Paulo: Não, to sozinho, acabei de
assistir um filme que você vai adorar.
Marcos: Que legal! Sobre o que é?
Paulo: Sobre a solidão dos tempos
modernos. Assisti e agora to aqui contemplando.
Marcos: quer vir aqui pra casa?
Paulo: tem que ser hoje? Queria
ficar um pouco sozinho.
Silêncio
Paulo: Tudo bem, estou indo.
Marcos toma dois copos de cachaça e
espera Paulo. Completamente nu. Vai foder até que alguém goze.
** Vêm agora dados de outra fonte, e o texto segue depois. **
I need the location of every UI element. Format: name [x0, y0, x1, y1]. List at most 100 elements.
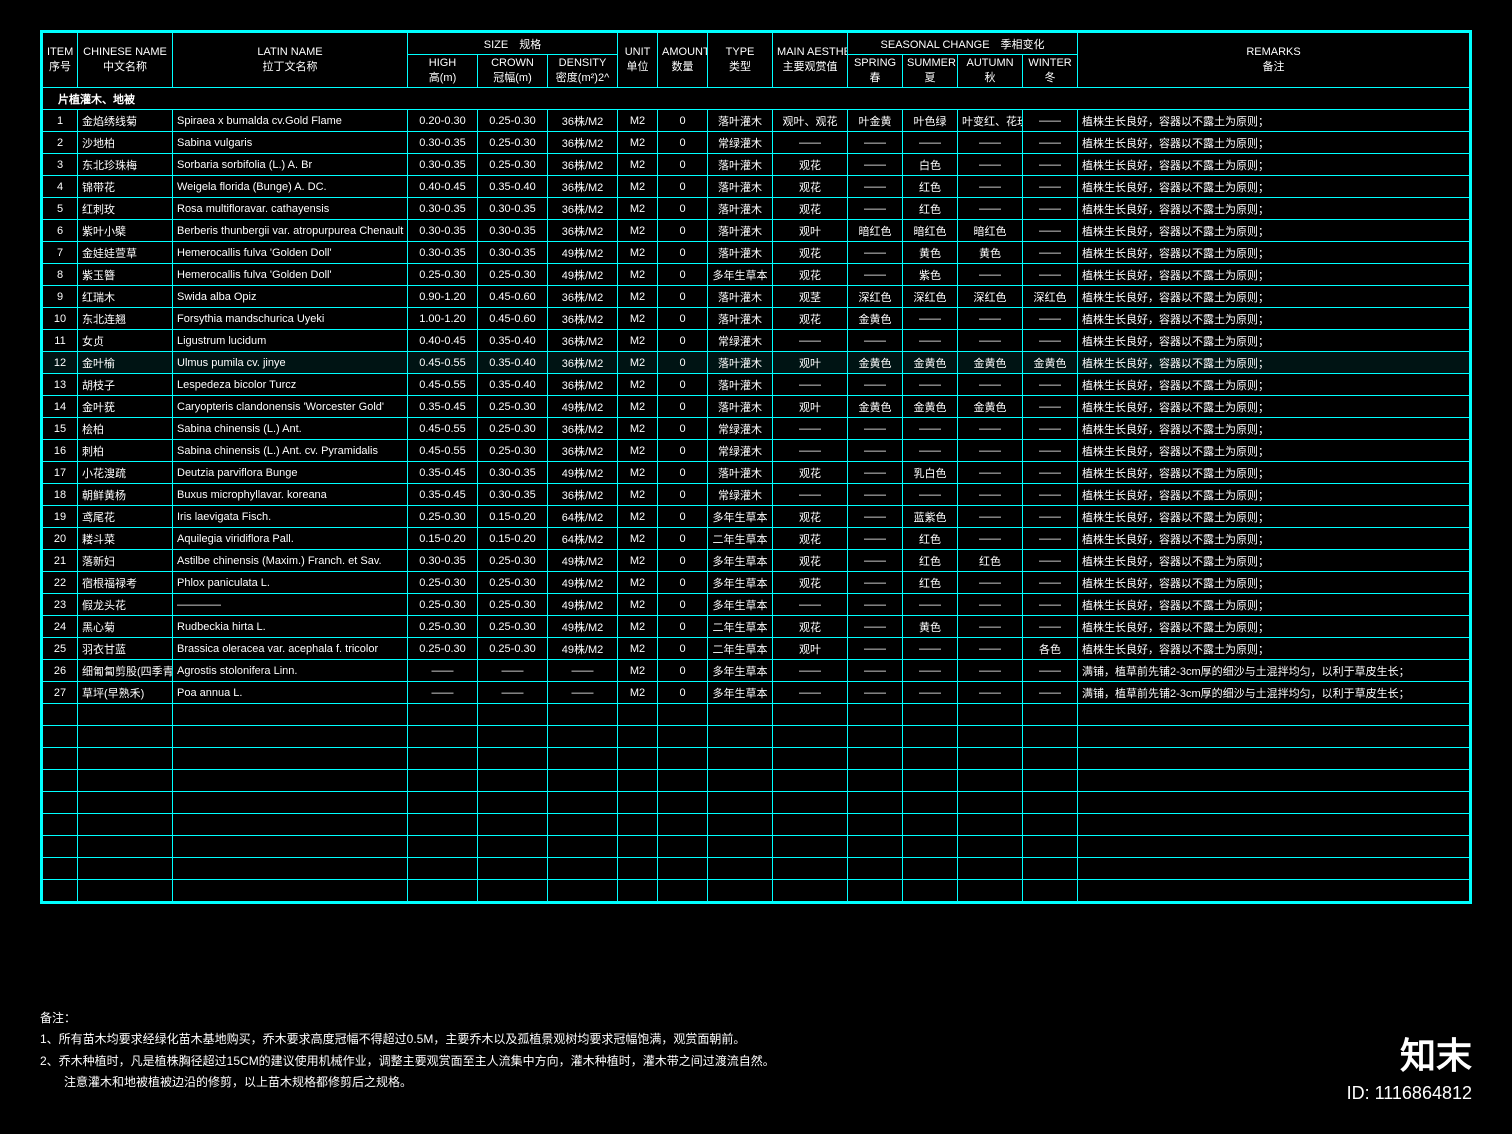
cell-wi: ——	[1023, 462, 1078, 484]
cell-n: 4	[43, 176, 78, 198]
empty-row	[43, 704, 1470, 726]
empty-cell	[773, 704, 848, 726]
empty-cell	[1078, 836, 1470, 858]
cell-n: 18	[43, 484, 78, 506]
cell-la: Hemerocallis fulva 'Golden Doll'	[173, 242, 408, 264]
empty-cell	[773, 748, 848, 770]
cell-wi: ——	[1023, 440, 1078, 462]
cell-n: 17	[43, 462, 78, 484]
cell-au: ——	[958, 462, 1023, 484]
empty-cell	[658, 880, 708, 902]
empty-cell	[78, 858, 173, 880]
empty-cell	[43, 880, 78, 902]
cell-n: 3	[43, 154, 78, 176]
cell-cn: 桧柏	[78, 418, 173, 440]
cell-d: ——	[548, 660, 618, 682]
empty-cell	[958, 836, 1023, 858]
cell-h: 0.40-0.45	[408, 330, 478, 352]
cell-r: 植株生长良好，容器以不露土为原则；	[1078, 396, 1470, 418]
cell-n: 23	[43, 594, 78, 616]
table-row: 8紫玉簪Hemerocallis fulva 'Golden Doll'0.25…	[43, 264, 1470, 286]
table-row: 23假龙头花————0.25-0.300.25-0.3049株/M2M20多年生…	[43, 594, 1470, 616]
empty-row	[43, 726, 1470, 748]
cell-la: ————	[173, 594, 408, 616]
cell-au: ——	[958, 374, 1023, 396]
watermark: 知末 ID: 1116864812	[1347, 1027, 1472, 1104]
empty-cell	[708, 726, 773, 748]
empty-cell	[1078, 770, 1470, 792]
cell-t: 多年生草本	[708, 264, 773, 286]
cell-c: 0.25-0.30	[478, 264, 548, 286]
cell-au: ——	[958, 638, 1023, 660]
empty-cell	[618, 880, 658, 902]
cell-cn: 胡枝子	[78, 374, 173, 396]
cell-u: M2	[618, 572, 658, 594]
table-row: 4锦带花Weigela florida (Bunge) A. DC.0.40-0…	[43, 176, 1470, 198]
cell-su: ——	[903, 638, 958, 660]
cell-sp: ——	[848, 132, 903, 154]
table-row: 7金娃娃萱草Hemerocallis fulva 'Golden Doll'0.…	[43, 242, 1470, 264]
empty-cell	[548, 704, 618, 726]
cell-r: 植株生长良好，容器以不露土为原则；	[1078, 330, 1470, 352]
empty-cell	[903, 770, 958, 792]
cell-t: 落叶灌木	[708, 110, 773, 132]
cell-au: ——	[958, 264, 1023, 286]
empty-cell	[903, 858, 958, 880]
empty-cell	[618, 704, 658, 726]
empty-cell	[548, 726, 618, 748]
empty-cell	[548, 792, 618, 814]
cell-wi: ——	[1023, 572, 1078, 594]
cell-t: 常绿灌木	[708, 418, 773, 440]
cell-t: 二年生草本	[708, 638, 773, 660]
cell-ae: 观叶	[773, 220, 848, 242]
footer-line-3: 注意灌木和地被植被边沿的修剪，以上苗木规格都修剪后之规格。	[40, 1072, 775, 1094]
cell-su: ——	[903, 330, 958, 352]
cell-t: 多年生草本	[708, 594, 773, 616]
table-row: 9红瑞木Swida alba Opiz0.90-1.200.45-0.6036株…	[43, 286, 1470, 308]
cell-u: M2	[618, 506, 658, 528]
empty-cell	[548, 880, 618, 902]
cell-c: 0.25-0.30	[478, 638, 548, 660]
cell-su: ——	[903, 308, 958, 330]
cell-h: 0.35-0.45	[408, 484, 478, 506]
empty-cell	[658, 858, 708, 880]
empty-cell	[43, 836, 78, 858]
cell-wi: ——	[1023, 528, 1078, 550]
cell-au: 金黄色	[958, 352, 1023, 374]
cell-u: M2	[618, 418, 658, 440]
empty-cell	[618, 814, 658, 836]
cell-au: ——	[958, 484, 1023, 506]
cell-ae: 观花	[773, 198, 848, 220]
cell-cn: 鸢尾花	[78, 506, 173, 528]
cell-cn: 朝鲜黄杨	[78, 484, 173, 506]
cell-la: Deutzia parviflora Bunge	[173, 462, 408, 484]
cell-r: 植株生长良好，容器以不露土为原则；	[1078, 242, 1470, 264]
empty-cell	[478, 836, 548, 858]
cell-t: 落叶灌木	[708, 198, 773, 220]
cell-u: M2	[618, 594, 658, 616]
cell-r: 植株生长良好，容器以不露土为原则；	[1078, 638, 1470, 660]
cell-sp: 深红色	[848, 286, 903, 308]
cell-sp: 金黄色	[848, 352, 903, 374]
cell-n: 8	[43, 264, 78, 286]
empty-cell	[43, 858, 78, 880]
cell-c: 0.30-0.35	[478, 198, 548, 220]
cell-n: 26	[43, 660, 78, 682]
cell-t: 多年生草本	[708, 660, 773, 682]
col-chinese: CHINESE NAME中文名称	[78, 33, 173, 88]
cell-ae: ——	[773, 594, 848, 616]
cell-sp: ——	[848, 616, 903, 638]
cell-cn: 金叶榆	[78, 352, 173, 374]
footer-line-2: 2、乔木种植时，凡是植株胸径超过15CM的建议使用机械作业，调整主要观赏面至主人…	[40, 1051, 775, 1073]
cell-r: 植株生长良好，容器以不露土为原则；	[1078, 572, 1470, 594]
watermark-brand: 知末	[1347, 1027, 1472, 1079]
cell-ae: 观茎	[773, 286, 848, 308]
cell-su: ——	[903, 374, 958, 396]
table-row: 22宿根福禄考Phlox paniculata L.0.25-0.300.25-…	[43, 572, 1470, 594]
cell-cn: 宿根福禄考	[78, 572, 173, 594]
cell-r: 植株生长良好，容器以不露土为原则；	[1078, 374, 1470, 396]
cell-cn: 女贞	[78, 330, 173, 352]
cell-d: 49株/M2	[548, 616, 618, 638]
cell-a: 0	[658, 638, 708, 660]
cell-d: 49株/M2	[548, 594, 618, 616]
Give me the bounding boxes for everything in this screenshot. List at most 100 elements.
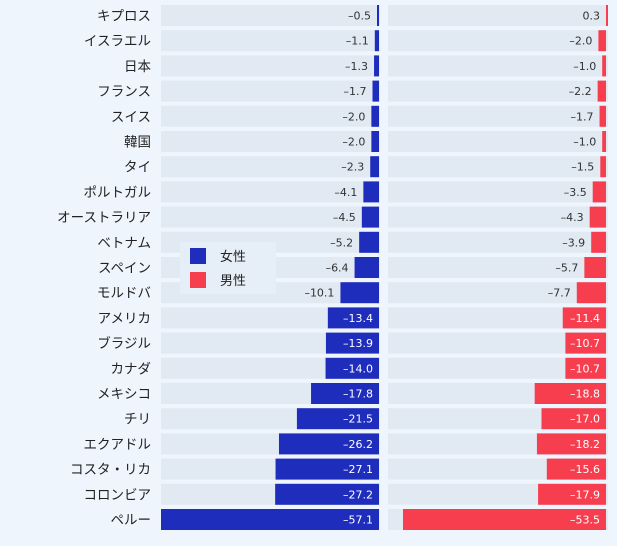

Com raiva ou no
vocabulário do sexo: com vontade. Provavelmente vai se machucar. O álcool é pra
não desistir, ainda precisa entender de forma mais sensitiva sobre prazer, dor
e solidão.
Paulo convida Marcos pra assistir
Ninfomaníaca com ele na semana que vem. Marcos ri e tem a sensação passageira
de que é amado. Na semana que vem ou até no outro dia quando acordar e receber
os carinhos de Paulo... estará melhor.
Paulo, talvez seja bom sem que o
observem e sozinho no meio da multidão de suas trepadas e pessoas. Marcos um
arrogante inseguro e cheio de verme na cabeça e no coração no meio da solidão.
Talvez eles não sejam nada. Quem sabe, sequer existam.